Instrumental, de James Rhodes

Me ha costado terminar estas Memorias de música, medicina y locura un Camillieri, un Garrido & Abarca, un Verdon y un Lloréns de mil y pico páginas. Estaba avisada. A principios de año, Rosa Montero publicó un artículo magnífico sobre esta autobiografía de un hombre tan joven como herido. Lean si no sus palabras, cómo estas páginas en las que el concertista de piano Rhodes la conmovieron y la reafirmaron en la capacidad del ser humano para buscar la felicidad… a pesar de todo. 
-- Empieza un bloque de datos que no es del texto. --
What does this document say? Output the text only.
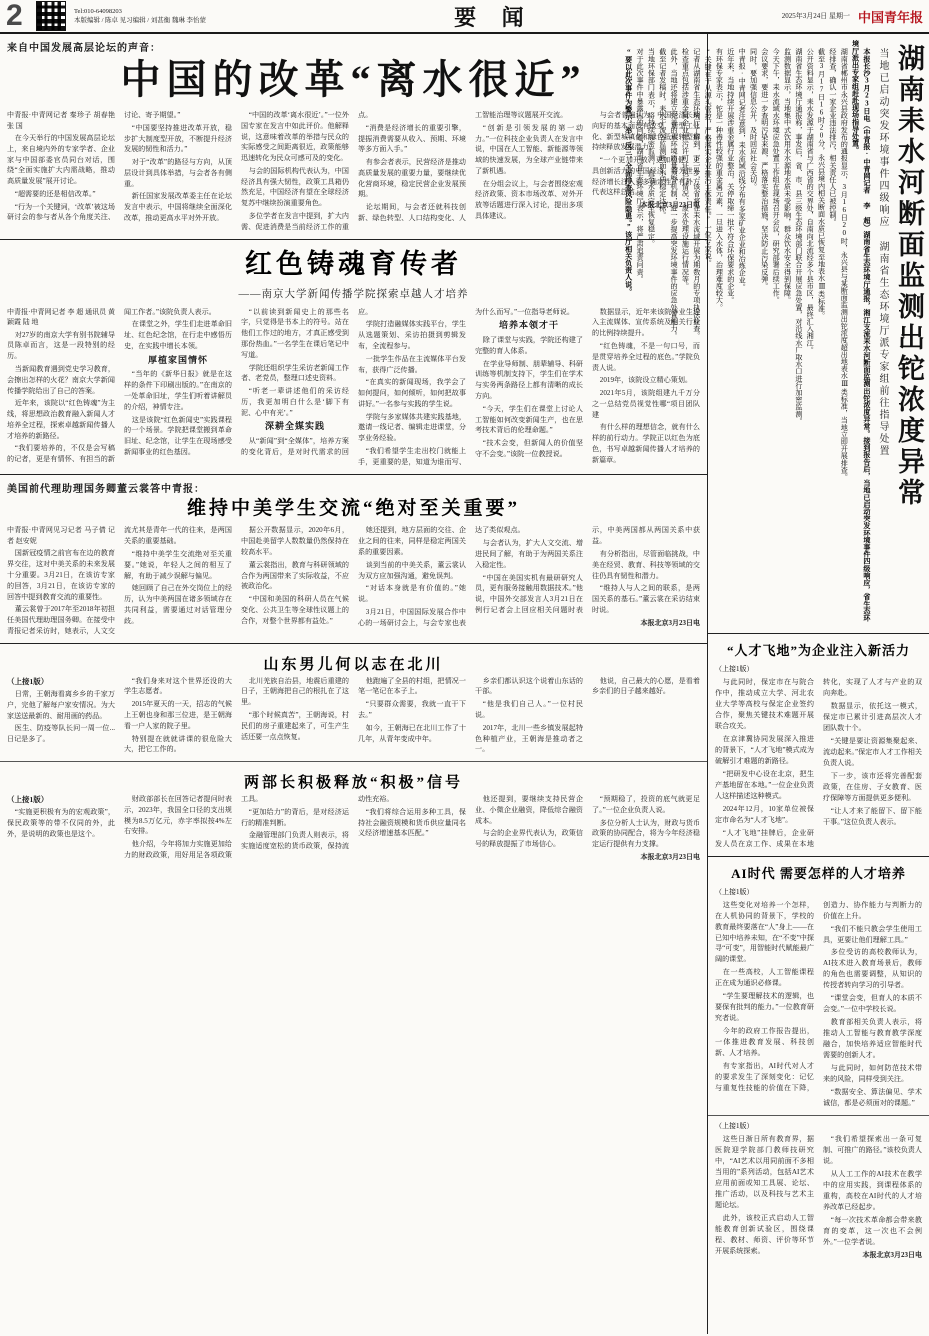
2	Tel:010-64098203
本版编辑 / 陈卓 见习编辑 / 刘甚衡 魏琳 李怡蒙	要 闻	2025年3月24日 星期一 中国青年报
来自中国发展高层论坛的声音：
中国的改革“离水很近”

中青报·中青网记者 秦珍子 胡春艳 张 国

在今天举行的中国发展高层论坛上，来自境内外的专家学者、企业家与中国部委官员同台对话，围绕“全面实施扩大内需战略，推动高质量发展”展开讨论。

“超需要的还是相信改革。”

“行为一个关键词，‘改革’被这场研讨会的参与者从各个角度关注、讨论、寄予期望。”

“中国要坚持推进改革开放，稳步扩大制度型开放，不断提升经济发展的韧性和活力。”

对于“改革”的路径与方向，从顶层设计到具体举措，与会者各有侧重。

新任国家发展改革委主任在论坛发言中表示，中国将继续全面深化改革，推动更高水平对外开放。

“中国的改革‘离水很近’。”一位外国专家在发言中如此评价。他解释说，这意味着改革的举措与民众的实际感受之间距离很近，政策能够迅速转化为民众可感可及的变化。

与会的国际机构代表认为，中国经济具有强大韧性，政策工具箱仍然充足，中国经济有望在全球经济复苏中继续扮演重要角色。

多位学者在发言中提到，扩大内需、促进消费是当前经济工作的重点。

“消费是经济增长的重要引擎，提振消费需要从收入、预期、环境等多方面入手。”

有参会者表示，民营经济是推动高质量发展的重要力量，要继续优化营商环境，稳定民营企业发展预期。

论坛期间，与会者还就科技创新、绿色转型、人口结构变化、人工智能治理等议题展开交流。

“创新是引领发展的第一动力。”一位科技企业负责人在发言中说，中国在人工智能、新能源等领域的快速发展，为全球产业链带来了新机遇。

在分组会议上，与会者围绕宏观经济政策、资本市场改革、对外开放等话题进行深入讨论，提出多项具体建议。

与会者普遍认为，中国经济长期向好的基本面没有改变，新型工业化、新型城镇化和绿色低碳转型将持续释放发展潜力。

“一个更加开放、更加稳健、更具创新活力的中国经济，将为世界经济增长注入更多确定性。”有外方代表这样总结。

本报北京3月23日电

红色铸魂育传者
——南京大学新闻传播学院探索卓越人才培养

中青报·中青网记者 李 超 通讯员 黄颖霞 陆 地

对27岁的南京大学有别书院辅导员陈卓而言，这是一段特别的经历。

当新闻教育遇到党史学习教育，会擦出怎样的火花？南京大学新闻传播学院给出了自己的答案。

近年来，该院以“红色铸魂”为主线，将思想政治教育融入新闻人才培养全过程，探索卓越新闻传播人才培养的新路径。

“我们要培养的，不仅是会写稿的记者，更是有情怀、有担当的新闻工作者。”该院负责人表示。

在课堂之外，学生们走进革命旧址、红色纪念馆，在行走中感悟历史，在实践中增长本领。

厚植家国情怀

“当年的《新华日报》就是在这样的条件下印刷出版的。”在南京的一处革命旧址，学生们听着讲解员的介绍，神情专注。

这是该院“红色新闻史”实践课程的一个场景。学院把课堂搬到革命旧址、纪念馆，让学生在现场感受新闻事业的红色基因。

“以前读到新闻史上的那些名字，只觉得是书本上的符号。站在他们工作过的地方，才真正感受到那份热血。”一名学生在课后笔记中写道。

学院还组织学生采访老新闻工作者、老党员，整理口述史资料。

“听老一辈讲述他们的采访经历，我更加明白什么是‘脚下有泥、心中有光’。”

深耕全媒实践

从“新闻”到“全媒体”，培养方案的变化背后，是对时代需求的回应。

学院打造融媒体实践平台，学生从选题策划、采访拍摄到剪辑发布，全流程参与。

一批学生作品在主流媒体平台发布，获得广泛传播。

“在真实的新闻现场，我学会了如何提问，如何倾听，如何把故事讲好。”一名参与实践的学生说。

学院与多家媒体共建实践基地，邀请一线记者、编辑走进课堂，分享业务经验。

“我们希望学生走出校门就能上手，更重要的是，知道为谁而写、为什么而写。”一位指导老师说。

培养本领才干

除了课堂与实践，学院还构建了完整的育人体系。

在学业导师制、朋辈辅导、科研训练等机制支持下，学生们在学术与实务两条路径上都有清晰的成长方向。

“今天，学生们在课堂上讨论人工智能如何改变新闻生产，也在思考技术背后的伦理命题。”

“技术会变，但新闻人的价值坚守不会变。”该院一位教授说。

数据显示，近年来该院毕业生进入主流媒体、宣传系统及相关行业的比例持续提升。

“红色铸魂，不是一句口号，而是贯穿培养全过程的底色。”学院负责人说。

2019年，该院设立精心策划。

2021年5月，该院组建九千万分之一总结党员视觉性哪“项目团队建

有什么样的理想信念，就有什么样的前行动力。学院正以红色为底色，书写卓越新闻传播人才培养的新篇章。

美国前代理助理国务卿董云裳答中青报：
维持中美学生交流“绝对至关重要”

中青报·中青网见习记者 马子倩 记者 赵安妮

国新冠疫情之前官布在边的教育界交往，这对中美关系的未来发展十分重要。3月21日，在该访专家的回答，3月21日，在该访专家的回答中提到教育交流的重要性。

董云裳曾于2017年至2018年初担任美国代理助理国务卿。在接受中青报记者采访时，她表示，人文交流尤其是青年一代的往来，是两国关系的重要基础。

“维持中美学生交流绝对至关重要。”她说，年轻人之间的相互了解，有助于减少误解与偏见。

她回顾了自己在外交岗位上的经历，认为中美两国在诸多领域存在共同利益，需要通过对话管理分歧。

据公开数据显示，2020年6月，中国赴美留学人数数量仍然保持在较高水平。

董云裳指出，教育与科研领域的合作为两国带来了实际收益，不应被政治化。

“中国和美国的科研人员在气候变化、公共卫生等全球性议题上的合作，对整个世界都有益处。”

她还提到，地方层面的交往、企业之间的往来，同样是稳定两国关系的重要因素。

谈到当前的中美关系，董云裳认为双方应加强沟通，避免误判。

“对话本身就是有价值的。”她说。

3月21日，中国国际发展合作中心的一场研讨会上，与会专家也表达了类似观点。

与会者认为，扩大人文交流、增进民间了解，有助于为两国关系注入稳定性。

“中国在美国实机有最研研究人员，更有服务接触用数据技术。”他说，中国外交部发言人3月21日在例行记者会上回应相关问题时表示，中美两国都从两国关系中获益。

有分析指出，尽管面临挑战，中美在经贸、教育、科技等领域的交往仍具有韧性和潜力。

“维持人与人之间的联系，是两国关系的基石。”董云裳在采访结束时说。

本报北京3月23日电

山东男儿何以志在北川

（上接1版）

日常，王朝海看离乡乡的千家万户，完他了解每户家安情况。为大家送送最新的、耐用画的药品。

医生、防疫等队长问一周一位...日记是多了。

“我们身来对这个世界还没的大学生志愿者。

2015年夏天的一天，招志的气候上王朝也身和那三位进，是王朝海看一户人家的院子里。

特别提在就就讲课的很危险大大，把它工作的。

北川羌族自治县，地震后重建的日子，王朝海把自己的根扎在了这里。

“那个时候真苦”，王朝海说，村民们的房子重建起来了，可生产生活还要一点点恢复。

他跑遍了全县的村组，把情况一笔一笔记在本子上。

“只要群众需要，我就一直干下去。”

如今，王朝海已在北川工作了十几年，从青年变成中年。

乡亲们都认识这个说着山东话的干部。

“他是我们自己人。”一位村民说。

2017年，北川一些乡镇发展起特色种植产业，王朝海是推动者之一。

他说，自己最大的心愿，是看着乡亲们的日子越来越好。

两部长积极释放“积极”信号

（上接1版）

“实施更积极有为的宏观政策”，保民政策等的带不仅同的外，此外，是说明的政策也是这个。

财政部部长在回答记者提问时表示，2023年，我国全口径的支出规模为8.5万亿元，赤字率拟按4%左右安排。

他介绍，今年将加力实施更加给力的财政政策，用好用足各项政策工具。

“更加给力”的背后，是对经济运行的精准判断。

金融管理部门负责人则表示，将实施适度宽松的货币政策，保持流动性充裕。

“我们将综合运用多种工具，保持社会融资规模和货币供应量同名义经济增速基本匹配。”

他还提到，要继续支持民营企业、小微企业融资，降低综合融资成本。

与会的企业界代表认为，政策信号的释放提振了市场信心。

“预期稳了，投资的底气就更足了。”一位企业负责人说。

多位分析人士认为，财政与货币政策的协同配合，将为今年经济稳定运行提供有力支撑。

本报北京3月23日电

湖南耒水河断面监测出铊浓度异常
当地已启动突发环境事件四级响应 湖南省生态环境厅派专家组前往指导处置

本报长沙3月23日电（中青报·中青网记者 李 超）湖南省生态环境厅通报，湘江支流耒水河断面监测出铊浓度异常。接到报告后，当地已启动突发环境事件四级响应，省生态环境厅派出专家组赶赴现场指导处置。

湖南省郴州市永兴县政府发布的通报显示，3月16日20时，永兴县与某断面监测出铊浓度超出地表水Ⅲ类标准，当地立即开展排查。

经排查，确认一家企业违法排污，相关责任人已被控制。

截至3月17日16时20分，永兴县境内相关断面水质已恢复至地表水Ⅲ类标准。

公开资料显示，耒水发源于湖南省与广西省的交界处，自南向北流经多个县市区，最终汇入湘江。

湖南省生态环境厅通报称，事发后，省、市、县三级生态环境部门联合开展应急处置，对沿线水厂取水口进行加密监测。

监测数据显示，当地集中式饮用水水源地水质未受影响，群众饮水安全得到保障。

今天下午，耒水流域水环境应急处置工作组在现场召开会议，研究部署后续工作。

会议要求，要进一步查明污染来源，严格落实整治措施，坚决防止污染反弹。

同时，要加强信息公开，及时回应社会关切。

中青报·中青网记者注意到，耒水流域沿线分布有多家矿业企业和冶炼企业。

近年来，当地持续开展涉重金属行业整治，关停取缔一批不符合环保要求的企业。

有环保专家表示，铊是一种毒性较强的重金属元素，一旦进入水体，治理难度较大。

“关键在于从源头管控，严格落实企业排污主体责任。”一位专家说。

记者从湖南省生态环境厅了解到，下一步，该省将在耒水流域开展为期数月的专项执法检查。

检查重点包括涉重金属企业排污许可证执行情况、废水处理设施运行情况等。

此外，当地还将建立完善的水环境质量预警机制，进一步提高突发环境事件的应急处置能力。

截至记者发稿时，耒水干流各监测断面水质稳定达标。

当地环保部门表示，将持续加密监测，直至水质完全恢复稳定。

对于此次事件中暴露出的问题，湖南省生态环境厅表示，将严肃追责问责。

“要以此次事件为警示，举一反三，全面排查风险隐患。”该厅相关负责人说。

“人才飞地”为企业注入新活力
（上接1版）

与此同时，保定市在与院合作中，推动成立大学、河北农业大学等高校与保定企业签约合作，聚焦关键技术难题开展联合攻关。

在京津冀协同发展深入推进的背景下，“人才飞地”模式成为破解引才难题的新路径。

“把研发中心设在北京，把生产基地留在本地。”一位企业负责人这样描述这种模式。

2024年12月，10家单位被保定市命名为“人才飞地”。

“人才飞地”挂牌后，企业研发人员在京工作、成果在本地转化，实现了人才与产业的双向奔赴。

数据显示，依托这一模式，保定市已累计引进高层次人才团队数十个。

“关键是要让资源集聚起来、流动起来。”保定市人才工作相关负责人说。

下一步，该市还将完善配套政策，在住房、子女教育、医疗保障等方面提供更多便利。

“让人才来了能留下、留下能干事。”这位负责人表示。

AI时代 需要怎样的人才培养
（上接1版）

这些变化对培养一个怎样，在人机协同的背景下，学校的教育最终要落在“人”身上——在已知中培养未知，在“不变”中探寻“可变”，用智能时代赋能最广阔的课堂。

在一些高校，人工智能课程正在成为通识必修课。

“学生要理解技术的逻辑，也要保有批判的能力。”一位教育研究者说。

今年的政府工作报告提出，一体推进教育发展、科技创新、人才培养。

有专家指出，AI时代对人才的要求发生了深刻变化：记忆与重复性技能的价值在下降，创造力、协作能力与判断力的价值在上升。

“我们不能只教会学生使用工具，更要让他们理解工具。”

多位受访的高校教师认为，AI技术进入教育场景后，教师的角色也需要调整，从知识的传授者转向学习的引导者。

“课堂会变，但育人的本质不会变。”一位中学校长说。

教育部相关负责人表示，将推动人工智能与教育教学深度融合，加快培养适应智能时代需要的创新人才。

与此同时，如何防范技术带来的风险，同样受到关注。

“数据安全、算法偏见、学术诚信，都是必须面对的课题。”

（上接1版）

这些日渐日所有教育界，据医院迎学院部门教师技研究中，“AI艺术以用同前面不多相当用的”系列活动，包括AI艺术应用前面或知工具展、论坛、推广活动，以及科技与艺术主题论坛。

此外，该校正式启动人工智能教育创新试验区，围绕课程、教材、师资、评价等环节开展系统探索。

“我们希望探索出一条可复制、可推广的路径。”该校负责人说。

从人工工作的AI技术在教学中的应用实践，到课程体系的重构，高校在AI时代的人才培养改革已经起步。

“每一次技术革命都会带来教育的变革，这一次也不会例外。”一位学者说。

本报北京3月23日电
James Rhodes es un tipo más que inteligente; brillante. Un genio empeñado en acercar la música clásica de manera didáctica y entretenida a todo ser humano común y corriente, como lo soy yo misma. Leyendo a Rhodes me he dado cuenta de lo poco (nada) que sé de música clásica, y he comenzado a escuchar a Ravel, a Mozart, a Beethoven. Cada capítulo comienza con una historia, más o menos anecdótica, sobre un compositor: su vida amorosa, su infancia, el porqué de una sonata, o de una variación. Y, lo más interesante, por qué a Rhodes le emociona. La música salvó la vida de James Rhodes. Y la amistad, el amor, y las inmensas ganas del ser humano de sobrevivir, pese a todo. La resiliencia, esa cualidad que se está poniendo tan de moda citar, esa capacidad de seguir adelante superando traumas, dolor, heridas físicas y mentales. 

A James Rhodes lo violaron desde los 5 a los 10 años. Y su alegría, su infancia, su futuro, su mente…, se quebraron. Además de los síndromes y trastornos que padece, me han impresionado mucho las secuelas físicas provocadas por los abusos terribles que sufrió a manos de su profesor. Tremendo. Es tan doloroso imaginar al muchachito pizpireto, feliz, que se torna frágil y triste,  que tuve que aparcar la lectura y comenzar El caso de Santamaría de Andrea Camillieri, un timo casi de manual que me dejó un sabor agridulce, me hubiera gustado que el comisario Montalbano tomase cartas en el asunto. Terminé la novela y volví a Instrumental, y no pude continuar más allá de veinte páginas; tuve que distraerme con Los muertos viajan deprisa, de Vicente Garrido y Nieves Abarca, la cuarta entrega de la saga Valentina Negro y Javier Sanjuán. Me resultó ágil, entretenido y casi adictivo. Volví a las memorias de Rhodes, a sus ingresos en varios centros psiquiátricos, al desmoronamiento de su matrimonio, a la lejanía física de su hijo, a su mente audaz y herida. Tuve que volver a abandonarlo. Controlaré tus sueños, de John Verdon me pareció un bestseller más digno que los últimos que leí de este escritor maduro, retirado en las montañas para darse el lujo de escribir (y cumplí otra propuesta del reto). Luego, dudé y comencé La ley de los justos, de Chufo Lloréns, un novelón ambientado a finales del siglo XVIII en Barcelona, en el que (sorpresa) volví a encontrarme con Enriqueta Martí esa mujer horrenda y real de la que tuve noticias, por primera vez, en otra novela: La mala mujer de Marc Pastor. La ley de los justos se nos presenta como el relato de un amor imposible entre dos zagales de dos clases tan distantes como la Tierra y su satélite, esto es, una burguesa y un obrero. Pero la novela de Lloréns es más, mucho más, es un lienzo de pasiones, actitudes, atmósferas. El Liceo, adonde se iba para ser visto y ver; el mundo de la picaresca y el crimen; la lujuria de unos señoritos burgueses herederos directos de aquellos señores feudales, dueños de cuerpos y almas; la religión que coquetea con la secta; el anarquismo… Y, sí, el amor, cierto es. Después de estas dos novelas, volví a Instrumental, algo más preparada y logré terminarlo. Ahora Rhodes está viviendo un momento dulce, rehaciendo su vida y luchando por dejar de ser víctima. Me pregunto si es cierto que dos seres frágiles unidos son tan fuertes como Rhodes dice.  
Esta obra cumple el noveno requisito del Reto de lectura Librópatas 2016, que consiste en leer un libro de no ficción. Ojalá fuese ficción. Ojalá nunca, bajo ninguna circunstancia, nadie y nunca más, infligiese el menor daño a un niño.